In the first summer, 19-year old Jim Praley’s back in Tulsa after his freshman year in an east-coast college, and everything’s different. He drives the streets and highways, exploring the urban landscape. In a bar, he reconnects with high school “friends” and makes a new connection with Adrienne Booker – a beautiful artist and musician, high school drop-out, and member of a wealthy Tulsa family. Over the course of the summer, Jim’s entanglement with Adrienne leads him down strange new paths, and in September, he stands at the crossroads: to take a year off and stay in Tulsa, or go back to college? But Adrienne says, “I’m doing something I can’t share with you, Jim.”
Needless to say, he never forgets her. Adrienne is more than a girl to Jim, she is a lens through which he views his life. So it’s not surprising that he returns to Tulsa for the first time five years later, after receiving an email that Adrienne has been in a motorcycle accident. He arrives in the hospital and is immediately engulfed. Again, he sees a clear choice: stay with Adrienne and make a new life in Tulsa? Or leave her and Tulsa behind? And once again, the choice is an illusion.
That’s the plot synopsis, but most of the action takes place not in the plot progression, but in Jim’s thoughts and observations, and his character growth across the time span. There is an engaging feeling of tristesse, and a rueful appreciation for missed opportunity. The language is lovely and occasionally painful in its honesty.

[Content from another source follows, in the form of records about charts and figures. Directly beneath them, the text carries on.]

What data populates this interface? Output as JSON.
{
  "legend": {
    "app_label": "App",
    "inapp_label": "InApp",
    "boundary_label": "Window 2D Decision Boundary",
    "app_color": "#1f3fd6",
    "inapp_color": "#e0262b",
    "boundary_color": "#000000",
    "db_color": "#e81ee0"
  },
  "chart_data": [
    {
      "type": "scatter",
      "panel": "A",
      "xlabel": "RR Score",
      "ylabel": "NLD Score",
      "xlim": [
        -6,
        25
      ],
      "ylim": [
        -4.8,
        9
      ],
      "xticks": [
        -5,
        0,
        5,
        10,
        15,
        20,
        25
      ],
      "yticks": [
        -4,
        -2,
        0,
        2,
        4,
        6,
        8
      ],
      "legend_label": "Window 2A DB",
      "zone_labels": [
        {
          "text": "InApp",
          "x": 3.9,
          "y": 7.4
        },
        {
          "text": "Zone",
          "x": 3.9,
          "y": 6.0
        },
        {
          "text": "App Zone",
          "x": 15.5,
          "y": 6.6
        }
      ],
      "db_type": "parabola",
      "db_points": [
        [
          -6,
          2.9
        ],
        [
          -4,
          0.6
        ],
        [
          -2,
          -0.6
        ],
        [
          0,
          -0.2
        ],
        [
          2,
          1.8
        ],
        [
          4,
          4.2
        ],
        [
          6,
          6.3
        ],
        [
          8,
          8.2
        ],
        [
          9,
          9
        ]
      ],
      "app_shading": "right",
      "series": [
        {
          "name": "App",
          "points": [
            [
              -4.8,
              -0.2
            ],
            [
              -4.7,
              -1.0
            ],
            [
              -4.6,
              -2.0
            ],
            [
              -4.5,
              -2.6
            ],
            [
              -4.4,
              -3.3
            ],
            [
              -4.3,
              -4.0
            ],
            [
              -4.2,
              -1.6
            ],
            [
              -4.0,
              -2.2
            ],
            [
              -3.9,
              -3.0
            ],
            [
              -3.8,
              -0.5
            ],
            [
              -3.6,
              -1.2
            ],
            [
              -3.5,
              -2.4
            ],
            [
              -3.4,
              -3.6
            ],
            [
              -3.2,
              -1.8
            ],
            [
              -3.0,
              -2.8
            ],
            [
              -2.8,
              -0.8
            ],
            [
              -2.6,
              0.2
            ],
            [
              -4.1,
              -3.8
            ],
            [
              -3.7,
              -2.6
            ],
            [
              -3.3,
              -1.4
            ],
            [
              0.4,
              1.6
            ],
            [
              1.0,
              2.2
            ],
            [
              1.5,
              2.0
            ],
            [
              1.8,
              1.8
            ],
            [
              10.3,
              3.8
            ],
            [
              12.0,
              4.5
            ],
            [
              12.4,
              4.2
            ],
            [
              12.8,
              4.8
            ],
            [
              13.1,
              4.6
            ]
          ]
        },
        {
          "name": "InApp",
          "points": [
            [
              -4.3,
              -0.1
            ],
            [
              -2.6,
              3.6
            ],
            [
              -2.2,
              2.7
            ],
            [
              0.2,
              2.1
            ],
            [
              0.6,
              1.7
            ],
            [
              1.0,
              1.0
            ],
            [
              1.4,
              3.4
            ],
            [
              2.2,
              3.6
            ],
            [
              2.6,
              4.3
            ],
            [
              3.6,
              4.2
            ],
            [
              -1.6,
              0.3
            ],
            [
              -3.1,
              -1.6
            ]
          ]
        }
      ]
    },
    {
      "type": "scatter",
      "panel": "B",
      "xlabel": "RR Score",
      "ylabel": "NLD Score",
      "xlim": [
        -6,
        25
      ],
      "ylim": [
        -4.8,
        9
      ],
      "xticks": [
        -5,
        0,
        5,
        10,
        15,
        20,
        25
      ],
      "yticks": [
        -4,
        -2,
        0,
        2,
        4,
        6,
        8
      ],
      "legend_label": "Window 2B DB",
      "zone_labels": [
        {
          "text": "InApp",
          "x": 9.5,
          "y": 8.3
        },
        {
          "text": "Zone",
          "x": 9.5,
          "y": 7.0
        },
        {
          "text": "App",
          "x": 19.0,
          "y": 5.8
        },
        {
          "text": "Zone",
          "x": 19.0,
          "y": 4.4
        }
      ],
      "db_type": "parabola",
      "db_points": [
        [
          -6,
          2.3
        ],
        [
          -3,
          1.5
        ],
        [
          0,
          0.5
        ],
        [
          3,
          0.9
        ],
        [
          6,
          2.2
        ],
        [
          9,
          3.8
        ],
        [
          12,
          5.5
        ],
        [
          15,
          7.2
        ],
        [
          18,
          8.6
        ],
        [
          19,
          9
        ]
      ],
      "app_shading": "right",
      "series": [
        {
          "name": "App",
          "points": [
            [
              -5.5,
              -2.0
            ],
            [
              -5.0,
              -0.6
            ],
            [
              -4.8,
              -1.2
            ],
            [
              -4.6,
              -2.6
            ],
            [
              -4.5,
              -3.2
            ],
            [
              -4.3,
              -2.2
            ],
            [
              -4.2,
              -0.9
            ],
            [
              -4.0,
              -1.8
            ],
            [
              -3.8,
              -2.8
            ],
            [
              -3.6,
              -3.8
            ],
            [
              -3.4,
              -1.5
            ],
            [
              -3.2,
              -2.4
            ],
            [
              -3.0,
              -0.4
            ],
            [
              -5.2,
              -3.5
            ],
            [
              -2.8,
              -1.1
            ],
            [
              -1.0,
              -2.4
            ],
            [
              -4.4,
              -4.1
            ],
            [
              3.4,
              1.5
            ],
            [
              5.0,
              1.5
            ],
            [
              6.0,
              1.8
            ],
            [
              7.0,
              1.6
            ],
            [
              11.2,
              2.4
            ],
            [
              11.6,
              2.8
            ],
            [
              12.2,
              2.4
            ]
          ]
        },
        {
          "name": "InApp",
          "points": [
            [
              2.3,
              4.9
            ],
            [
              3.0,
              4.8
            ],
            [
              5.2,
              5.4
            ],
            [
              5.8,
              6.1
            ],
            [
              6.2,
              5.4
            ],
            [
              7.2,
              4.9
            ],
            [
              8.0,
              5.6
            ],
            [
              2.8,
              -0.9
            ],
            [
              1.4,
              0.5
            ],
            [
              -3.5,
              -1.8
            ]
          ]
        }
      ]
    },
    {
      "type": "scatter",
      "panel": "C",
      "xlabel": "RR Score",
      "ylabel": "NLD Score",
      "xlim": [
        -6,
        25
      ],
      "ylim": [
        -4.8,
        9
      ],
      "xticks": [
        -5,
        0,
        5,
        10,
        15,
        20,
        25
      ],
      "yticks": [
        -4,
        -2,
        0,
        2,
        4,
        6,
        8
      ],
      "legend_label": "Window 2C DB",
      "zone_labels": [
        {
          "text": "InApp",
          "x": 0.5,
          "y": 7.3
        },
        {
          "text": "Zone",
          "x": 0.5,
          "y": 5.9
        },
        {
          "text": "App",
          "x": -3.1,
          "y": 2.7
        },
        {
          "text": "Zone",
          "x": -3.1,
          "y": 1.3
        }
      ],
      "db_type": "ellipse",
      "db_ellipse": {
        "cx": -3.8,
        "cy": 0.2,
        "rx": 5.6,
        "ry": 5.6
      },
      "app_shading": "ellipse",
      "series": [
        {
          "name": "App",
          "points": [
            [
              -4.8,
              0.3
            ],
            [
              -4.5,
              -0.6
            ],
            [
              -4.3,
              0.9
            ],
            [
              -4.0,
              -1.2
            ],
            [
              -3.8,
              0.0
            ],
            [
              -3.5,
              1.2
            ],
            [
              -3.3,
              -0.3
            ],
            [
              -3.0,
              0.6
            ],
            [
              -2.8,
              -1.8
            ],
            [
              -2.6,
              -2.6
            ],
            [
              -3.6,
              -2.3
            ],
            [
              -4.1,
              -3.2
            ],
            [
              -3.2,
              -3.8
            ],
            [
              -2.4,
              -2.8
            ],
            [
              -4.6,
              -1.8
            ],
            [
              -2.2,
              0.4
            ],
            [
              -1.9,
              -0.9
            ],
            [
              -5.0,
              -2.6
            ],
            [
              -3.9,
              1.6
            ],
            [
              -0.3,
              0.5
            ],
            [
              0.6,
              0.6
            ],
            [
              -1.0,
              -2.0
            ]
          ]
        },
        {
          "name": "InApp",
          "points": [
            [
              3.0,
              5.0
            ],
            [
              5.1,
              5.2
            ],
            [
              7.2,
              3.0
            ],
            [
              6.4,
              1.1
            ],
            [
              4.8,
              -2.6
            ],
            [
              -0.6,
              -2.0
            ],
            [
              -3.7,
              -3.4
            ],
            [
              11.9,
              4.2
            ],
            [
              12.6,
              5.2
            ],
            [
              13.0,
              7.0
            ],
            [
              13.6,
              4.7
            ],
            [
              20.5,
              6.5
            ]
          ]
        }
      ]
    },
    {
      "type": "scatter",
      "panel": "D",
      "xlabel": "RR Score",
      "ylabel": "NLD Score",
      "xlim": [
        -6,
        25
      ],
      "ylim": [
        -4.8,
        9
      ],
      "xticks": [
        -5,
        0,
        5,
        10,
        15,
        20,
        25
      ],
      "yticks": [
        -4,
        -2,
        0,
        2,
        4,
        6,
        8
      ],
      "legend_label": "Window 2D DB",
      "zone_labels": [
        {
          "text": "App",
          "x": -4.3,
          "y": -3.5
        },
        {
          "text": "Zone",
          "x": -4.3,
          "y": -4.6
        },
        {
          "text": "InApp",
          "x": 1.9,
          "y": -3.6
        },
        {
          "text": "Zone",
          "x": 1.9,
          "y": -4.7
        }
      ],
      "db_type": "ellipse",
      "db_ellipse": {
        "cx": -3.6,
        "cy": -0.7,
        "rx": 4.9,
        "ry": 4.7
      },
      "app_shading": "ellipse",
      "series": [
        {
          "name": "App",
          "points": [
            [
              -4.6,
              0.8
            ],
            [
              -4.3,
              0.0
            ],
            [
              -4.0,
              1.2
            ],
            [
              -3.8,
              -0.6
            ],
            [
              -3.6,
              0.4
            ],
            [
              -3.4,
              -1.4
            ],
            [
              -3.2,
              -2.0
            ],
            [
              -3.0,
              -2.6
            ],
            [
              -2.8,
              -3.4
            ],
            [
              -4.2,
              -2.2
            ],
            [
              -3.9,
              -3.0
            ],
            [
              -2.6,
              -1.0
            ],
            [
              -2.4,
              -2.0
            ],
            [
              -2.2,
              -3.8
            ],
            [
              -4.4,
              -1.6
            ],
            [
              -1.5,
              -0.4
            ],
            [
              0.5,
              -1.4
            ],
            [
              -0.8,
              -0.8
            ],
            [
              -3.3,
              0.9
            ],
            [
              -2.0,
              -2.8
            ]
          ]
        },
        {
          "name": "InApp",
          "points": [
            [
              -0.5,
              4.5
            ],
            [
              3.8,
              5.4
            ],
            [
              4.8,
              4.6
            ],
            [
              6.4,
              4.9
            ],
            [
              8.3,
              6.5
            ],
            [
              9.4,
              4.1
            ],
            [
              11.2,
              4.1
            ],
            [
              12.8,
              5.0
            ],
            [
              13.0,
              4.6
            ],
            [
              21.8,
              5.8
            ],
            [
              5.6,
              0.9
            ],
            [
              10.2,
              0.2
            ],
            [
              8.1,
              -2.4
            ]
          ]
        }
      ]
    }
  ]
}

Jim Praley’s voice in the book sounds very much like Ben speaks. Like Ben, the Jim travels from Tulsa to Boston to New York. And of course, any debut novel is likely to draw heavily on personal experience. And so the question of autobiography is raised. In an interview (NYT Artsbeat Q&A), Ben calls the story a fantasy, but admits that Jim’s desire to spurn New York is one he shares. Still, what an author writes can be very revealing. I think the reader is safe in assuming that Benjamin Lytal was, like Jim Praley, a sensitive, thoughtful, and a bit fish-out-of-water young adult. More of Ben’s thoughts can be found in his comments on writing A Map of Tulsa in The Paris Review.